確かにそうではあるが、店のほとんどの客が女性や家族、カップルだらけだと思うと男一人で入るっていうのは、なんだか負けた感じがする。
「ほら、行くぞ……」
祐斗は扉のドアノブを回し、店内へと入った。
「いらっしゃいませ‼ 何名様でしょうか?」
レストランの女性店員が、祐斗に訊いてきた。
「え、あ、えーと……」
「二人……」
あたふたする祐斗に変わり、ボソッと朱音が答える。
「二名様ですね」
「あ、ああ……」
祐斗は、驚いて返事をした。
(た、助かったぁああああああああ‼)
祐斗は、心の中で叫んだ。人とあまりコミュニケーションを取らないからか、初対面の人には少し緊張が走る。

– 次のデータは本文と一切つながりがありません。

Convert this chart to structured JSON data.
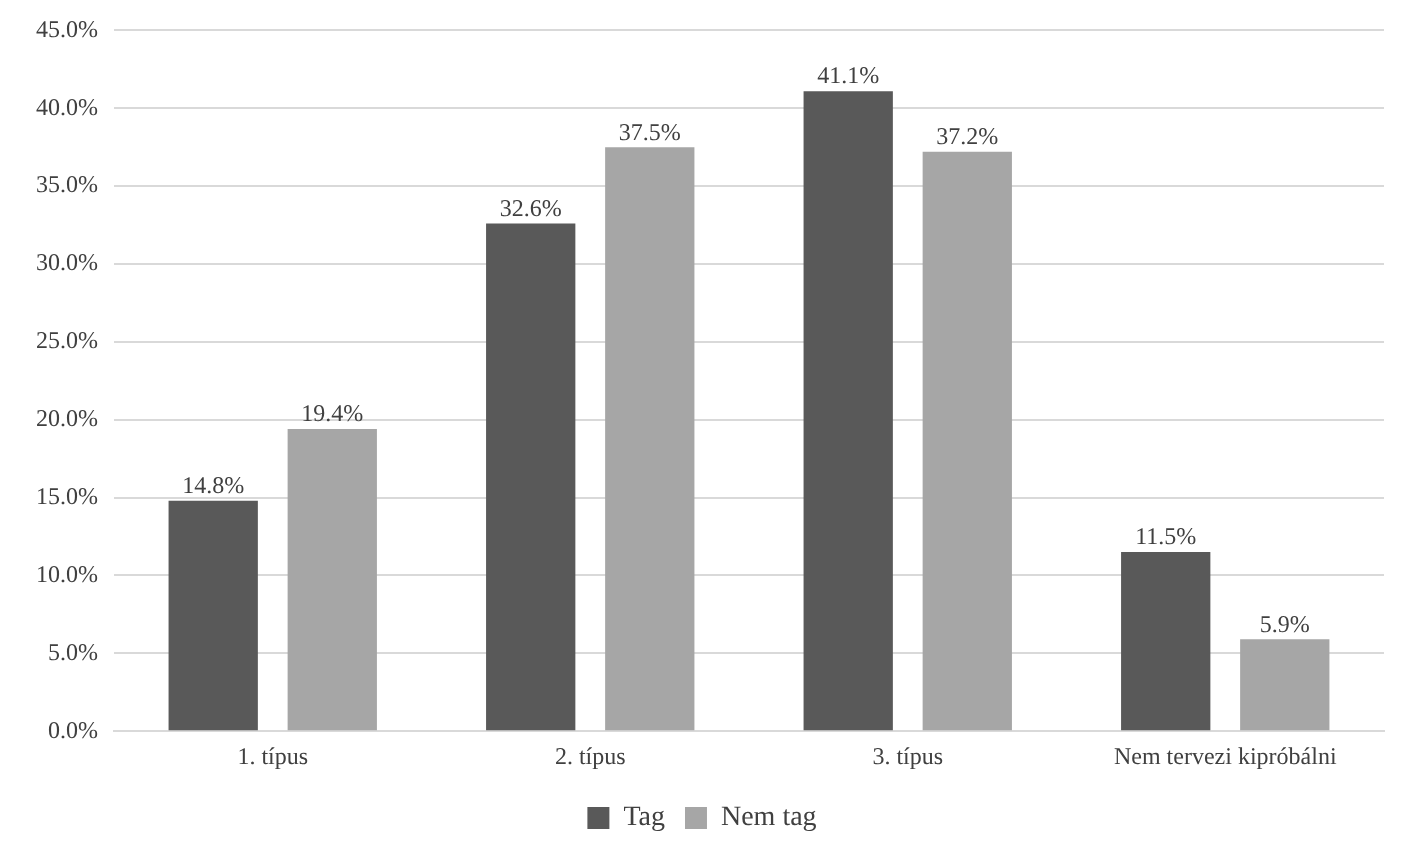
{
  "chart_data": {
    "type": "bar",
    "categories": [
      "1. típus",
      "2. típus",
      "3. típus",
      "Nem tervezi kipróbálni"
    ],
    "series": [
      {
        "name": "Tag",
        "color": "#595959",
        "values": [
          14.8,
          32.6,
          41.1,
          11.5
        ],
        "value_labels": [
          "14.8%",
          "32.6%",
          "41.1%",
          "11.5%"
        ]
      },
      {
        "name": "Nem tag",
        "color": "#a6a6a6",
        "values": [
          19.4,
          37.5,
          37.2,
          5.9
        ],
        "value_labels": [
          "19.4%",
          "37.5%",
          "37.2%",
          "5.9%"
        ]
      }
    ],
    "ylim": [
      0,
      45
    ],
    "yticks": [
      {
        "value": 0,
        "label": "0.0%"
      },
      {
        "value": 5,
        "label": "5.0%"
      },
      {
        "value": 10,
        "label": "10.0%"
      },
      {
        "value": 15,
        "label": "15.0%"
      },
      {
        "value": 20,
        "label": "20.0%"
      },
      {
        "value": 25,
        "label": "25.0%"
      },
      {
        "value": 30,
        "label": "30.0%"
      },
      {
        "value": 35,
        "label": "35.0%"
      },
      {
        "value": 40,
        "label": "40.0%"
      },
      {
        "value": 45,
        "label": "45.0%"
      }
    ],
    "grid": "y",
    "legend": "bottom"
  }
}
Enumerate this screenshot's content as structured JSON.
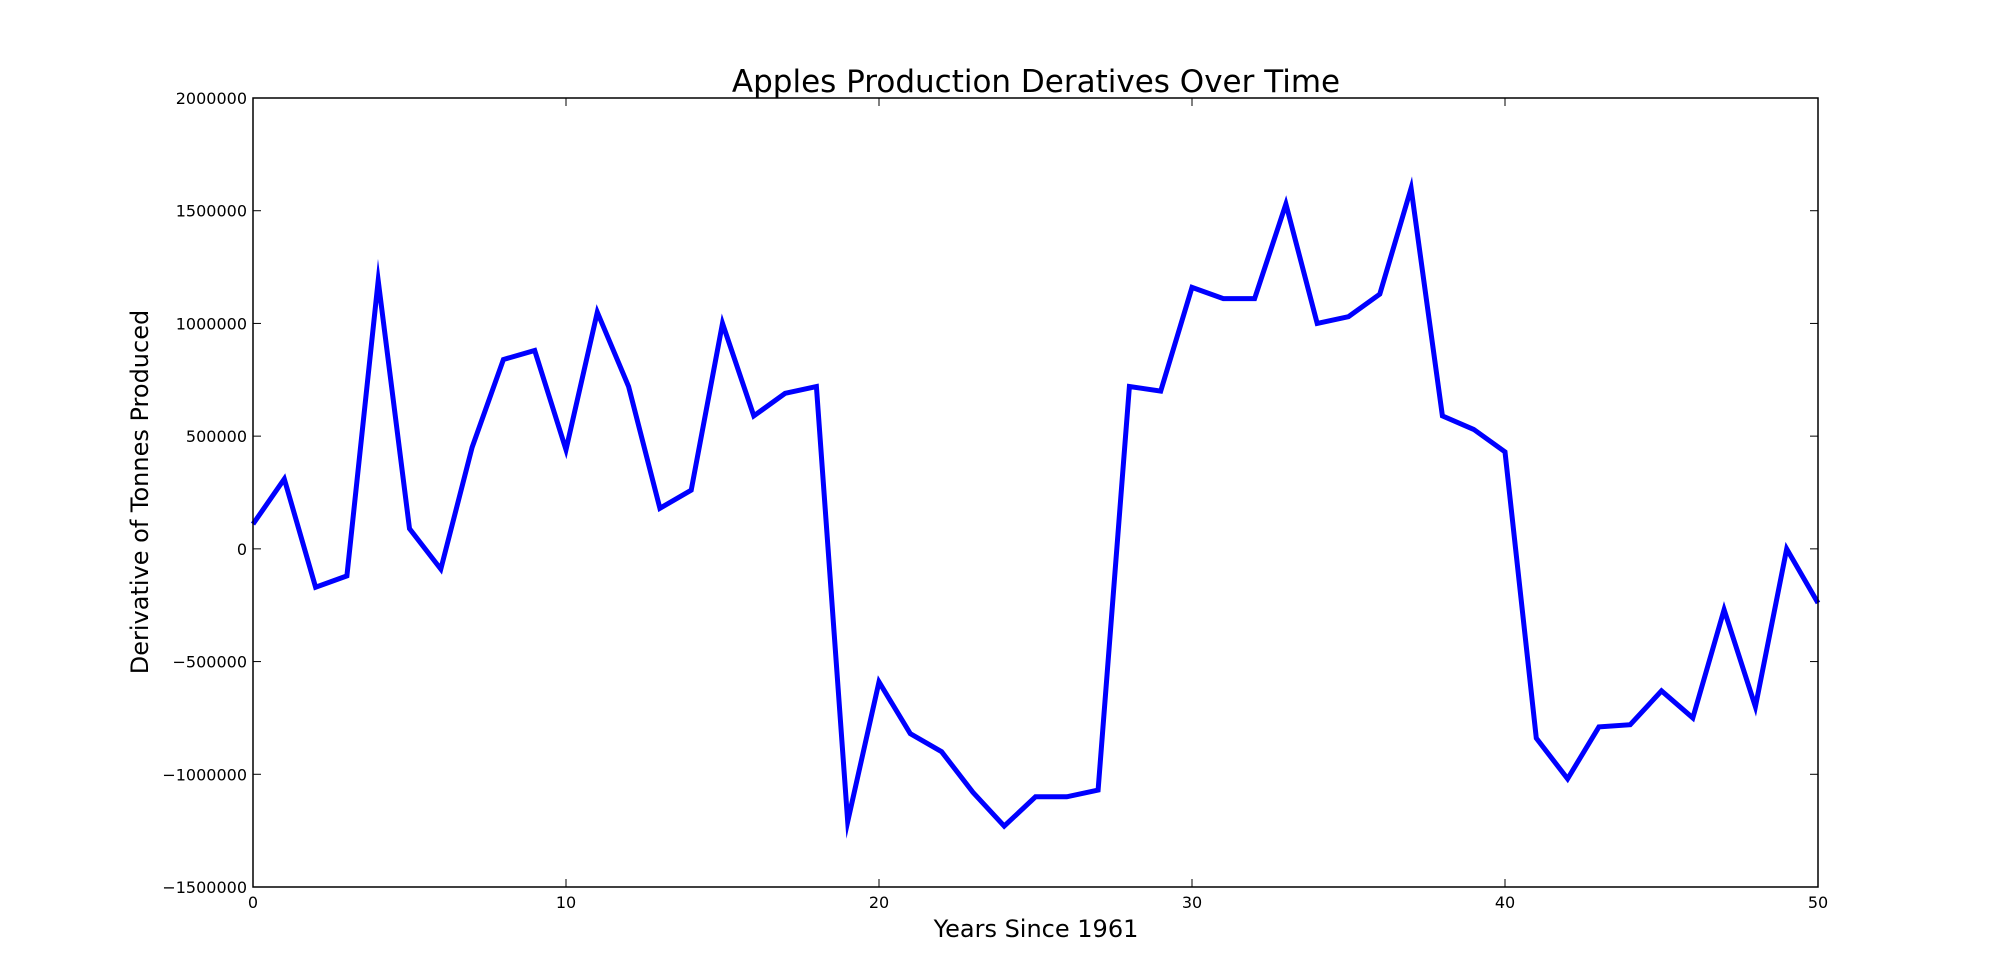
{
  "chart_data": {
    "type": "line",
    "title": "Apples Production Deratives Over Time",
    "xlabel": "Years Since 1961",
    "ylabel": "Derivative of Tonnes Produced",
    "xlim": [
      0,
      50
    ],
    "ylim": [
      -1500000,
      2000000
    ],
    "xticks": [
      0,
      10,
      20,
      30,
      40,
      50
    ],
    "xtick_labels": [
      "0",
      "10",
      "20",
      "30",
      "40",
      "50"
    ],
    "yticks": [
      -1500000,
      -1000000,
      -500000,
      0,
      500000,
      1000000,
      1500000,
      2000000
    ],
    "ytick_labels": [
      "−1500000",
      "−1000000",
      "−500000",
      "0",
      "500000",
      "1000000",
      "1500000",
      "2000000"
    ],
    "grid": false,
    "legend": "none",
    "series": [
      {
        "color": "#0000ff",
        "x": [
          0,
          1,
          2,
          3,
          4,
          5,
          6,
          7,
          8,
          9,
          10,
          11,
          12,
          13,
          14,
          15,
          16,
          17,
          18,
          19,
          20,
          21,
          22,
          23,
          24,
          25,
          26,
          27,
          28,
          29,
          30,
          31,
          32,
          33,
          34,
          35,
          36,
          37,
          38,
          39,
          40,
          41,
          42,
          43,
          44,
          45,
          46,
          47,
          48,
          49,
          50
        ],
        "y": [
          110000,
          310000,
          -170000,
          -120000,
          1190000,
          90000,
          -90000,
          450000,
          840000,
          880000,
          440000,
          1050000,
          720000,
          180000,
          260000,
          1000000,
          590000,
          690000,
          720000,
          -1210000,
          -590000,
          -820000,
          -900000,
          -1080000,
          -1230000,
          -1100000,
          -1100000,
          -1070000,
          720000,
          700000,
          1160000,
          1110000,
          1110000,
          1530000,
          1000000,
          1030000,
          1130000,
          1600000,
          590000,
          530000,
          430000,
          -840000,
          -1020000,
          -790000,
          -780000,
          -630000,
          -750000,
          -270000,
          -700000,
          0,
          -240000
        ]
      }
    ]
  }
}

「お前、何もためらわずにずかずかと人の領域に入っていくタイプだろ?」
祐斗は、小声で朱音に言う。
「何か言った?」
ギロッと、朱音は祐斗をしたから睨みつけてくる。
「いや、何も……」
祐斗は不味いと思い、目を逸らす。
店内は結構混んでいる状況だった。にもかかわらず、客に対応する回転率は良く見えた。
空いている席は店の隅っこにある窓側の二つの席のみ。繁盛しているのが分かる。
二人は席に座ると、メニュー表に目を奪われる。
「げっ、何だよこれ……」
「祐斗、これって……」
二人は眉をひそめる。メニュー表に書かれている内容についてだ。誰がこんなにカラフルなメニュー表を考えたのだろうか。物凄く気になる。
「おい、こんなの聞いたことねぇーぞ‼」
「物理的に考えられない……。理解不能……」
「いやー、しかし、人気のある有名店だからしっかりしていると思ってはいたんだけどな……」
「人は見かけによって中身は違うって事ね」
思っていたよりも凄すぎて、二人はテンションがダダ下がりになっていた。
しかし、それが客に受けていることは間違いない。
二人は、何を食べるか真剣に悩み始める。
「ん? あれは……」
厨房の奥にいた男が、何かに気づく。
彼の視線の先にいるのは小さな可愛らしい少女だ。
金色のさらっとした長髪、そして、可愛らしい表情、幼い姿。
彼にとってはドストライクの少女だった。
「あ、あれは……長年生きてきて、ようやく巡り合えた! お、俺は‼」
男は、少し涙目になりながら感動している。